Deux ans à ignorer les organismes communautaires!
La Coalition des tables régionales des organismes communautaires (CTROC) sollicite une rencontre d'urgence avec le ministre de la Santé et des services sociaux du Québec pour contrer la crise financière qui menace la survie de centaines d'organismes communautaires du Québec. La CTROC demande cette rencontre depuis deux ans. Or le ministre ignore les représentant-es de 2,800 organismes communautaires, de 22,000 travailleurs et travailleuses, de 300,000 bénévoles et de 2,000,000 d'utilisateurs et utilisatrices. Une sortie publique semble désormais la méthode requise pour obtenir ce rendez-vous.
Réunis en congrès à Québec depuis le 19 février, les regroupements régionaux d'organismes communautaires réclament un investissement financier important dès le budget 2008-2009 du gouvernement du Québec et une modification majeure dans la gestion du Programme de soutien aux organismes communautaires (PSOC).
Les problèmes de financement des organismes communautaires autonomes en santé et services sociaux (OCASSS) ne datent pas d'hier. Déjà en 2003, près de 16% des organismes songeaient à fermer leurs portes par manque de financement de base. Depuis lors, la situation ne cesse de se détériorer. Afin d'éviter des fermetures et des bris de services, de nombreux organismes réduisent l'accessibilité et la diversité de leurs activités et sont forcés de maintenir des conditions de travail favorisant un roulement de personnel.

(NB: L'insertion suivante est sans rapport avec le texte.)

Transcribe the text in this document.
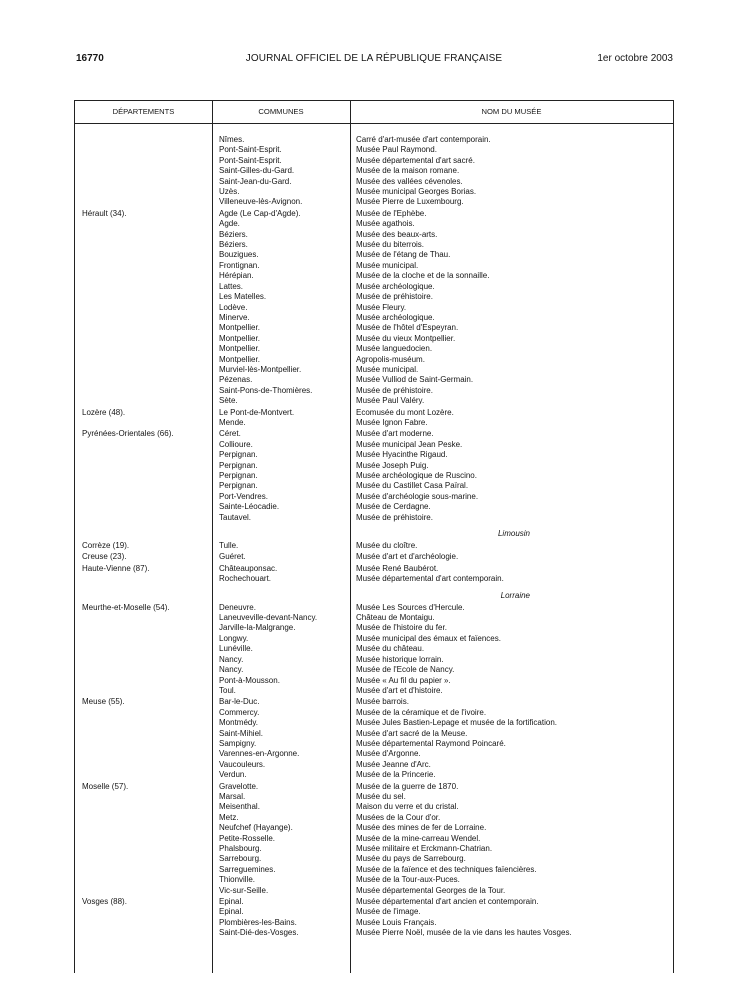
16770	JOURNAL OFFICIEL DE LA RÉPUBLIQUE FRANÇAISE	1er octobre 2003
DÉPARTEMENTS	COMMUNES	NOM DU MUSÉE
Nîmes.	Carré d'art-musée d'art contemporain.
Pont-Saint-Esprit.	Musée Paul Raymond.
Pont-Saint-Esprit.	Musée départemental d'art sacré.
Saint-Gilles-du-Gard.	Musée de la maison romane.
Saint-Jean-du-Gard.	Musée des vallées cévenoles.
Uzès.	Musée municipal Georges Borias.
Villeneuve-lès-Avignon.	Musée Pierre de Luxembourg.
Hérault (34).	Agde (Le Cap-d'Agde).	Musée de l'Ephèbe.
Agde.	Musée agathois.
Béziers.	Musée des beaux-arts.
Béziers.	Musée du biterrois.
Bouzigues.	Musée de l'étang de Thau.
Frontignan.	Musée municipal.
Hérépian.	Musée de la cloche et de la sonnaille.
Lattes.	Musée archéologique.
Les Matelles.	Musée de préhistoire.
Lodève.	Musée Fleury.
Minerve.	Musée archéologique.
Montpellier.	Musée de l'hôtel d'Espeyran.
Montpellier.	Musée du vieux Montpellier.
Montpellier.	Musée languedocien.
Montpellier.	Agropolis-muséum.
Murviel-lès-Montpellier.	Musée municipal.
Pézenas.	Musée Vulliod de Saint-Germain.
Saint-Pons-de-Thomières.	Musée de préhistoire.
Sète.	Musée Paul Valéry.
Lozère (48).	Le Pont-de-Montvert.	Ecomusée du mont Lozère.
Mende.	Musée Ignon Fabre.
Pyrénées-Orientales (66).	Céret.	Musée d'art moderne.
Collioure.	Musée municipal Jean Peske.
Perpignan.	Musée Hyacinthe Rigaud.
Perpignan.	Musée Joseph Puig.
Perpignan.	Musée archéologique de Ruscino.
Perpignan.	Musée du Castillet Casa Païral.
Port-Vendres.	Musée d'archéologie sous-marine.
Sainte-Léocadie.	Musée de Cerdagne.
Tautavel.	Musée de préhistoire.
Limousin
Corrèze (19).	Tulle.	Musée du cloître.
Creuse (23).	Guéret.	Musée d'art et d'archéologie.
Haute-Vienne (87).	Châteauponsac.	Musée René Baubérot.
Rochechouart.	Musée départemental d'art contemporain.
Lorraine
Meurthe-et-Moselle (54).	Deneuvre.	Musée Les Sources d'Hercule.
Laneuveville-devant-Nancy.	Château de Montaigu.
Jarville-la-Malgrange.	Musée de l'histoire du fer.
Longwy.	Musée municipal des émaux et faïences.
Lunéville.	Musée du château.
Nancy.	Musée historique lorrain.
Nancy.	Musée de l'Ecole de Nancy.
Pont-à-Mousson.	Musée « Au fil du papier ».
Toul.	Musée d'art et d'histoire.
Meuse (55).	Bar-le-Duc.	Musée barrois.
Commercy.	Musée de la céramique et de l'ivoire.
Montmédy.	Musée Jules Bastien-Lepage et musée de la fortification.
Saint-Mihiel.	Musée d'art sacré de la Meuse.
Sampigny.	Musée départemental Raymond Poincaré.
Varennes-en-Argonne.	Musée d'Argonne.
Vaucouleurs.	Musée Jeanne d'Arc.
Verdun.	Musée de la Princerie.
Moselle (57).	Gravelotte.	Musée de la guerre de 1870.
Marsal.	Musée du sel.
Meisenthal.	Maison du verre et du cristal.
Metz.	Musées de la Cour d'or.
Neufchef (Hayange).	Musée des mines de fer de Lorraine.
Petite-Rosselle.	Musée de la mine-carreau Wendel.
Phalsbourg.	Musée militaire et Erckmann-Chatrian.
Sarrebourg.	Musée du pays de Sarrebourg.
Sarreguemines.	Musée de la faïence et des techniques faïencières.
Thionville.	Musée de la Tour-aux-Puces.
Vic-sur-Seille.	Musée départemental Georges de la Tour.
Vosges (88).	Epinal.	Musée départemental d'art ancien et contemporain.
Epinal.	Musée de l'image.
Plombières-les-Bains.	Musée Louis Français.
Saint-Dié-des-Vosges.	Musée Pierre Noël, musée de la vie dans les hautes Vosges.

Bien que le financement global des OCASSS ait progressé au cours des dernières années, la gestion imposée par le ministre Couillard pour le financement à la mission des organismes communautaires a eu pour impact d'accentuer les écarts et de maintenir un grand nombre d'organismes dans un état de sous-financement chronique. En effet, les Agences de la santé et des services sociaux n'ont pas les marges de manoeuvre financières pour assurer un financement minimal de l'ensemble des organismes de communautaires de leur région, tout en honorant les priorités ministérielles. La mise à l'horaire immédiate d'une rencontre avec la CTROC, par le ministre Couillard, démontrerait qu'il est disposé à trouver des solutions durables au problème du sous-financement.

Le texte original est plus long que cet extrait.